For the six months ending September 30 the sprawling financial services group posted a net profit up three per cent to $1.65 billion on revenue up 5.8 per cent to $8.69 billion.
Operating expenses climbed five per cent to $6.24 billion as it flagged rising wage inflation and non-salary technology expenses to support its push to focus on data, digitisation and scalable growth.
“The improved underlying performance across our operating groups in the first half reflects the ongoing benefits of our diverse business mix and our continued investment in opportunities that support long-term growth and deliver positive outcomes for our clients and opportunities,” said chief executive Shemara Wikramanayake.
The global investment bank and asset manager will pay an interim dividend for the period of $2.80 per share, up 7.7 per cent on the prior corresponding half year period, but short of the market’s consensus expectations.
Its board also flagged plans to approve a $2 billion share buyback for another 12 months as it signalled a strong capital position.
Shares slide, result misses expectations
The bank’s shares fell 7.3 per cent to $201.28 on Friday afternoon as its dividend and net profit missed the market’s forecasts by around 10 per cent. Earnings per share of $4.37 for the half also missed the market’s consensus expectations by a significant 21 per cent.
UBS banking analyst John Storey said Macquarie will need to deliver a much stronger second half to its financial year ending March 31, 2026 to meet the market’s profit expectations. UBS last had a $225 valuation on shares, although this will be subject to revision after Friday’s trading update.

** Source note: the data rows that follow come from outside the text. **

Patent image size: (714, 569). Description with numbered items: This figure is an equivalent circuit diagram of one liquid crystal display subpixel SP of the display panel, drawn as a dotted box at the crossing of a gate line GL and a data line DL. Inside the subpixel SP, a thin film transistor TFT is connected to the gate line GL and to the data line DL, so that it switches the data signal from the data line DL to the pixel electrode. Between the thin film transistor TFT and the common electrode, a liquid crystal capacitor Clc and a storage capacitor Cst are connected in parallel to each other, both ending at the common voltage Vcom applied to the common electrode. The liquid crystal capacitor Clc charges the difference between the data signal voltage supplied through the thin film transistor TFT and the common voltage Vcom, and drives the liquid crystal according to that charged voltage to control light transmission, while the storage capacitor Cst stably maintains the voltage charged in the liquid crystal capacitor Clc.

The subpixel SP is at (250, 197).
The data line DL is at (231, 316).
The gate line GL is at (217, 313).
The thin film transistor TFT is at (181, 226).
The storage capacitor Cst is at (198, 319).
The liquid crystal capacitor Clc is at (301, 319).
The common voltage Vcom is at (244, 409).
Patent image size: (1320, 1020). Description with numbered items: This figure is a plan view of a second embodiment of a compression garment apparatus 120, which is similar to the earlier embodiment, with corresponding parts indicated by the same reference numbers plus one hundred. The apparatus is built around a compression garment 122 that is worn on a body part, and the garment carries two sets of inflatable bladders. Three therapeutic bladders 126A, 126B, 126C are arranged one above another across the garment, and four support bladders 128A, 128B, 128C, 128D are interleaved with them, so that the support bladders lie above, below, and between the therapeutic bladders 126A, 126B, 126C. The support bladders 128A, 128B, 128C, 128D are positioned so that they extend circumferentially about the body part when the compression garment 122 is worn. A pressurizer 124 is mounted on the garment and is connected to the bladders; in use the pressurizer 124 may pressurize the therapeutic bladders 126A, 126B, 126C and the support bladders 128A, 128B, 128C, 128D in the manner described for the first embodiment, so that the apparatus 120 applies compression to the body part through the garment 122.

Mr Storey also warned the bank’s decision to reshuffle its UK-based Green Investment Bank signals a potential strategic shift in an unspecified way.
The group’s investment banking unit focused on mergers and acquisitions capital markets advisory work turned out the star performer, with its net profit up 92 per cent to $711 million, versus the prior half-year period.
Its banking and financial services unit that has pushed heavily into Australian home loan lending saw profit climb 22 per cent to $793 million.
However, total corporate expenses jumped 38 per cent to $2.14 billion to leave net operating income up 9 per cent to $4.51 billion.
The group declined to provide financial guidance for the six months to March 31 other than to say its profits are vulnerable to swings in macro-economic or geopolitical conditions.
The bank also has a number of ongoing regulatory headaches including around its decision to reimburse around 3000 Australians who invested in the collapsed Shield Master Fund via Macquarie’s Wrap Platform. In Germany it admitted around 100 current and former Macquarie staff have been designated as suspects in its regulator’s investigation into an an illegal dividend trading scheme.